『調剤一部負担金のポイント化について』
火曜日, 4月 2nd, 2013魍魎亭主人
調剤薬局で調剤した結果、個人負担分の支払いに対して、ポイント付与が行われている問題で、厚生労働省はポイント付与を認めないとする文書を発出した。
大体、医師の処方箋に基づく調剤は、いわゆる商品としての医薬品の販売ではなく、治療の一環として調剤しているのである。医療の一環である以上、調剤に対するサービスとして金銭的なサービスはあってはならない。調剤に対するサービスは、飽く迄医療としてのサービスが主体であり、薬剤の情報提供に力点を置くべきである。
薬による有害作用の発生から患者の生命を守るのが薬剤師の役割であり、使命である。従って薬剤師のするべきサービスはそこに収斂すべきであり、ポイント付与などと云う物質的サービスを行うべきではない。第一ポイントを付けなければ処方箋が集まらないという発想が既におかしくはないか。親切な対応と充実した服薬指導。有効性の保証と同時に有害作用を回避するための手段を提供することが重要なのである。
医師からの処方箋を受領すると同時に、処方箋上の薬の組合せに問題がないかどうかを検討する。OTC薬や健康食品の使用を確認する。これらは全て相互作用に対する配慮である。更に再来患者であれば、前回の処方箋との間に内容的に変更はないのかどうか。変更があれば服用中の薬で効果がなかったのか、あるいは有害作用が発現したのかどうかの確認が求められる。
更に患者に対して、服用中の薬について、服み難い等の問題はないか?。
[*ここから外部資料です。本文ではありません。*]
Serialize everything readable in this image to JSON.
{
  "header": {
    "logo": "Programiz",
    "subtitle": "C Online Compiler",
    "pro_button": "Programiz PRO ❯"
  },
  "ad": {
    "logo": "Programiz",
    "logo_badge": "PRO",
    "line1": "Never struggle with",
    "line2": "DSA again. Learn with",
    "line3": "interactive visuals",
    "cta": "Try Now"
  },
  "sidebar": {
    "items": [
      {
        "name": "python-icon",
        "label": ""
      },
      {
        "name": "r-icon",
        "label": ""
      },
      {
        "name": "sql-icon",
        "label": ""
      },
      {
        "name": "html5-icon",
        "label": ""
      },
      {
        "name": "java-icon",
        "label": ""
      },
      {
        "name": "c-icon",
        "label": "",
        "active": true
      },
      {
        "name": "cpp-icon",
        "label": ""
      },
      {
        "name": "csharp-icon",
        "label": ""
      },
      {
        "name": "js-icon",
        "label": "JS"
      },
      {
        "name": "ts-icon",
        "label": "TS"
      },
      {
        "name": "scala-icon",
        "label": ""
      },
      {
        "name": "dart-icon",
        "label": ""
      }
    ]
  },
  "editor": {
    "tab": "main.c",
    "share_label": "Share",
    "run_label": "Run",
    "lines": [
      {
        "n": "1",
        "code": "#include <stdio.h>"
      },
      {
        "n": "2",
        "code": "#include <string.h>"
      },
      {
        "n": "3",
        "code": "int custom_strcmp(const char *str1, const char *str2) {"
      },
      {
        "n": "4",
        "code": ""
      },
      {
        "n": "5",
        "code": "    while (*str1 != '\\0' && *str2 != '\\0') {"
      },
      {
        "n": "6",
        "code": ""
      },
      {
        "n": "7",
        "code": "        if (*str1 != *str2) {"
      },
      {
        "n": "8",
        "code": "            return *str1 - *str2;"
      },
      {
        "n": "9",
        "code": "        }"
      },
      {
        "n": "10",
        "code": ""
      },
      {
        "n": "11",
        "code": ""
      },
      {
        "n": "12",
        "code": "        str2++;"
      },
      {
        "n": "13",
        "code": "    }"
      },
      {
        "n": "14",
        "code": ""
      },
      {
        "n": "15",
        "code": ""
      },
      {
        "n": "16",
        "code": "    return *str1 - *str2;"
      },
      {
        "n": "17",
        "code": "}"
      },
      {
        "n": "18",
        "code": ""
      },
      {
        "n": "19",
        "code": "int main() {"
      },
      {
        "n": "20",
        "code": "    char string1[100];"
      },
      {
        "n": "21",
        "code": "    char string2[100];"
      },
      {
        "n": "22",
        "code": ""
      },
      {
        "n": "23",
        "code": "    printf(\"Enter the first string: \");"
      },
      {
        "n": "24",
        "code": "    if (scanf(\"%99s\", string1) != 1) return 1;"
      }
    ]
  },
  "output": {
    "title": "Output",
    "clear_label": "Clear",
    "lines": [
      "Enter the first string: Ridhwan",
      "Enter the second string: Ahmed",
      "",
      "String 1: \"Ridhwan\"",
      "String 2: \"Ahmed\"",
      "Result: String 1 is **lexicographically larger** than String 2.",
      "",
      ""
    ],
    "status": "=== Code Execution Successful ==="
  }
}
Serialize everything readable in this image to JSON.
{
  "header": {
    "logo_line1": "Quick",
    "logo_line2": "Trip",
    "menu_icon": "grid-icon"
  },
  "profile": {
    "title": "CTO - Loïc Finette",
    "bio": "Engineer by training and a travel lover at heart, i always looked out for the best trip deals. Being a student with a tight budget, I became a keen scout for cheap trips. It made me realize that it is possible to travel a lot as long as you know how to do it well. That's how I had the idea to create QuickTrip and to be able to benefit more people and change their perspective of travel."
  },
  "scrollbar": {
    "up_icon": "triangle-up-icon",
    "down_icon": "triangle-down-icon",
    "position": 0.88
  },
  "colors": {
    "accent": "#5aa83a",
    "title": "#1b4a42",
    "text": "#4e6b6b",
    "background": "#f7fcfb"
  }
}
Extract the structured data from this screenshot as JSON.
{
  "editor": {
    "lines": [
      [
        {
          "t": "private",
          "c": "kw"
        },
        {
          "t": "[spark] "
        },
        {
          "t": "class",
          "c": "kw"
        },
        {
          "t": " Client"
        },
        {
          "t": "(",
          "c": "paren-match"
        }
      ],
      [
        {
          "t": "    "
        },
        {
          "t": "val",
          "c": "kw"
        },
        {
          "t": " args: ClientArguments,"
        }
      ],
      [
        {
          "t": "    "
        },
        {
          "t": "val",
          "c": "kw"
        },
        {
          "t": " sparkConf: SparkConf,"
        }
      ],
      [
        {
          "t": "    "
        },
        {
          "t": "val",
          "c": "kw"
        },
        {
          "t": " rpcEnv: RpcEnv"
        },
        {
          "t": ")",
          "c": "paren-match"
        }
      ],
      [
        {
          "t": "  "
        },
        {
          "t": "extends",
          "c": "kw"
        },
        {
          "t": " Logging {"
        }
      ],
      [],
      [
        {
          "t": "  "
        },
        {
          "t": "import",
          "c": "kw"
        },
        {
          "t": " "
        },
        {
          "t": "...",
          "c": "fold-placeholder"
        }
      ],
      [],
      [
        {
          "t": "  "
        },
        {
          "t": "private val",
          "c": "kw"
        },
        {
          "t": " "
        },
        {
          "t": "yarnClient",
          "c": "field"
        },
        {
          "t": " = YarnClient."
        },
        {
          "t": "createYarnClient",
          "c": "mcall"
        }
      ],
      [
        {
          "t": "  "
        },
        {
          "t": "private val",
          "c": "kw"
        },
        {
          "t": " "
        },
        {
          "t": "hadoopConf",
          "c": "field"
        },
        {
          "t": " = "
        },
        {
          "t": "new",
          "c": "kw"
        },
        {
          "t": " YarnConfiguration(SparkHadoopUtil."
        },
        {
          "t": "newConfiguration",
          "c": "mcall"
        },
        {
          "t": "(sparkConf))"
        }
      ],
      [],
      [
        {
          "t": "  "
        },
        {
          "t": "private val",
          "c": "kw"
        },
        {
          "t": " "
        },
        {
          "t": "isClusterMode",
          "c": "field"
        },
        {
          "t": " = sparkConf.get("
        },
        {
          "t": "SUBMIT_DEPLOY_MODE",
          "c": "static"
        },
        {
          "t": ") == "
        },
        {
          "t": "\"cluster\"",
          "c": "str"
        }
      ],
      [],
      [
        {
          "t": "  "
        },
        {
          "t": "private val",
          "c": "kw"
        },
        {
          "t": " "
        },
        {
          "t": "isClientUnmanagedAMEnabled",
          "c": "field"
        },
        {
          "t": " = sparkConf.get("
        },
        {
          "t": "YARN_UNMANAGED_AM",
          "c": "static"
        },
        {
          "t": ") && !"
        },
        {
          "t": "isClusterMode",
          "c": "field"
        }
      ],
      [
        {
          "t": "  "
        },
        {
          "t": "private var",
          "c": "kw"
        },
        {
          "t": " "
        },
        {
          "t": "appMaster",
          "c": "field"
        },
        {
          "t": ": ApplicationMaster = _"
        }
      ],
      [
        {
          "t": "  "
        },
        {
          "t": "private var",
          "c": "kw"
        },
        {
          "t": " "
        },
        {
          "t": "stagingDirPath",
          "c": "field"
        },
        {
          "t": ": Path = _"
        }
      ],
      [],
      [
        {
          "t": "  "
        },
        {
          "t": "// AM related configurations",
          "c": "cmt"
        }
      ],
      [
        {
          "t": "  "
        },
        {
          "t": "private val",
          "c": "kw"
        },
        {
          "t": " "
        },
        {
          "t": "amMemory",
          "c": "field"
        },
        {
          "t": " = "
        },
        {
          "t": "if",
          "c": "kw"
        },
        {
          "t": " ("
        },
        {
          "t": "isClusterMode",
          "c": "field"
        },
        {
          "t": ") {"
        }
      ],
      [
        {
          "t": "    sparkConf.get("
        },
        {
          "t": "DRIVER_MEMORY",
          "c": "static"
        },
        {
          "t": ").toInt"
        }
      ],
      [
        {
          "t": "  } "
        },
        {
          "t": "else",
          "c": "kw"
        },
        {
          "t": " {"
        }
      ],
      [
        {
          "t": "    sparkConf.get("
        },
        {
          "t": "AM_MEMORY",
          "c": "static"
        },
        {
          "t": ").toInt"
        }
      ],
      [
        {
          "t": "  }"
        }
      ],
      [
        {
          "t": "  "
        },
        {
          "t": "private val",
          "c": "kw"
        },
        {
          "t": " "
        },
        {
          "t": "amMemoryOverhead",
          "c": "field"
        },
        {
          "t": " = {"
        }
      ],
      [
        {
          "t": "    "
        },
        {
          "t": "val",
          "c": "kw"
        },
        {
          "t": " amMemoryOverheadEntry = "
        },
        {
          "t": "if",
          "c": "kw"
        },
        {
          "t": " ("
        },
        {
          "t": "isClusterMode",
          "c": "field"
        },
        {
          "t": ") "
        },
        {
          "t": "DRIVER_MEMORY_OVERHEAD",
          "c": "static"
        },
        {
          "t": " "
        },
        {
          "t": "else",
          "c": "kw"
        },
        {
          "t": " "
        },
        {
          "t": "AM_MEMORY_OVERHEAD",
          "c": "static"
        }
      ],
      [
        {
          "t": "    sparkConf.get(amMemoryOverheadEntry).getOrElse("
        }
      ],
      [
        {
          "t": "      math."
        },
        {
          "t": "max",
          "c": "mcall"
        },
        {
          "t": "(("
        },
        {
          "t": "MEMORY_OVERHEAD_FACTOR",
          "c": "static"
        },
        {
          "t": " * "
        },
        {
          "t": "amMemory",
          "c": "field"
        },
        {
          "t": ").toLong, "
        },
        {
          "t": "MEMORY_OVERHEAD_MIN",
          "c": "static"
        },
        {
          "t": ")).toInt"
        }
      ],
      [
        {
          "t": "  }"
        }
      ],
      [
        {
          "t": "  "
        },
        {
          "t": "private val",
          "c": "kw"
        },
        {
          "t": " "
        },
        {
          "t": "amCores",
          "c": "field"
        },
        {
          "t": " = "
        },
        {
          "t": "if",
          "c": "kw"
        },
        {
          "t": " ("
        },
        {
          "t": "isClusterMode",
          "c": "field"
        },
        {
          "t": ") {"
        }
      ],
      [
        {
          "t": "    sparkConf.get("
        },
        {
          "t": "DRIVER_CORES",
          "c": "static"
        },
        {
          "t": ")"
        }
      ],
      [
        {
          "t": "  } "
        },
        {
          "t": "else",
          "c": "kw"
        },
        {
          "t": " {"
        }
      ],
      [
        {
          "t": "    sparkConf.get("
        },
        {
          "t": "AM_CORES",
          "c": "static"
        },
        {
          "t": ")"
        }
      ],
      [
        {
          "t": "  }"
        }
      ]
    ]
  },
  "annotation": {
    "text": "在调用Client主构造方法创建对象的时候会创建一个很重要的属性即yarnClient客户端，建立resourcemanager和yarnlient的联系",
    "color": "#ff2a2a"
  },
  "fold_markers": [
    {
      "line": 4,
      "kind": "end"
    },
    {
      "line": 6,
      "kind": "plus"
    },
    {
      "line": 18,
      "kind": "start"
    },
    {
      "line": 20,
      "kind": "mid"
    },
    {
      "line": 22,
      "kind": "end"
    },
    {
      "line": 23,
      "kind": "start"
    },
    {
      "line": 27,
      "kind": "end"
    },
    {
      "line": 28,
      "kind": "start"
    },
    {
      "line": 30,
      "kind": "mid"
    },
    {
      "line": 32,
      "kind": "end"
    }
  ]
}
薬を服み始めて何か体調の変化はないか?。医師の指示通り服めているのかどうか?等々について、確認する。これらの指示や会話は、患者との間に信頼関係がなければ、ただ煩がられるだけで会話は成立しない。
尤も調剤におけるサービスが、単に物理的なもので済むと薬剤師が思っている限り、患者との間に信頼関係は出来ない。
最近、病院勤務薬剤師と、調剤薬局の薬剤師の間に、“薬薬連携”が必要だとする意見を耳にするが、ポイントサービスにのみ眼を向けている薬剤師に、“薬薬連携”のパートナーとしての期待を持つことは出来ないのではないか。
クレジットカードのポイントと同じだから認めろという話も聞かれるが、クレジットカードのポイントは現金を使わずに買い物をするというあの仕組みに慣れて貰うために付けていたものではないのか。従って現金により商品を購入する行為に対してポイントを付けるということと意味が異なりはしないか。
いずれにしろ厚生労働省から次のような文書が出されること自体、調剤におけるサービスの内容を踏み間違えていると云わざるを得ない。
(2013.3.21.)
保医発0914第1号
平成24年9月14日
地方厚生(支)局医療課長 殿
厚生労働省保険局医療課長
( 公 印 省 略 )
保険医療機関及び保険医療養担当規則及び保険薬局及び保険薬剤師療養担当規則の一部改正に伴う実施上の留意事項について
標記については、保険医療機関及び保険医療養担当規則及び保険薬局及び保険薬剤師療養担当規則の一部を改正する省令(平成24年厚生労働省令第26号)が公布され、平成24年10月1日より適用されるが、本改正の趣旨は下記のとおりであるので、その取扱いに遺漏のないよう貴管下の保険医療機関及び保険薬局に対し、周知徹底をお願いいたします。
記
本改正は、保険薬局における調剤一部負担金に対するポイント付与が行われている事例が認められたことに鑑み、次の考え方を踏まえ、一部負担金等の受領に応じて専らポイントの付与及びその還元を目的とするポイントカードについては、ポイントの付与を認めないことを原則とするものです。
・保険調剤等においては、調剤料や薬価が中医協における議論を経て公定されており、これについて、ポイントのような付加価値を付与することは、医療保険制度上、ふさわしくない。
・患者が保険薬局等を選択するに当たっては、保険薬局等が懇切丁寧に保険調剤等を担当し、保険薬剤師等が調剤、薬学的管理及び服薬指導の質を高めることが本旨であり、適切な健康保険事業の運営の観点から、ポイントの提供等によるべきではない。
ただし、現金と同様の支払い機能を持つクレジットカードや、一定の汎用性のある電子マネーによる支払いに生じるポイントの付与は、これらのカードが患者の支払いの利便性向上が目的であることに鑑み、当面、やむを得ないものとして認めることとしますが、その取扱いについては、引き続き年度内を目途に検討することとしているので、ご留意願います。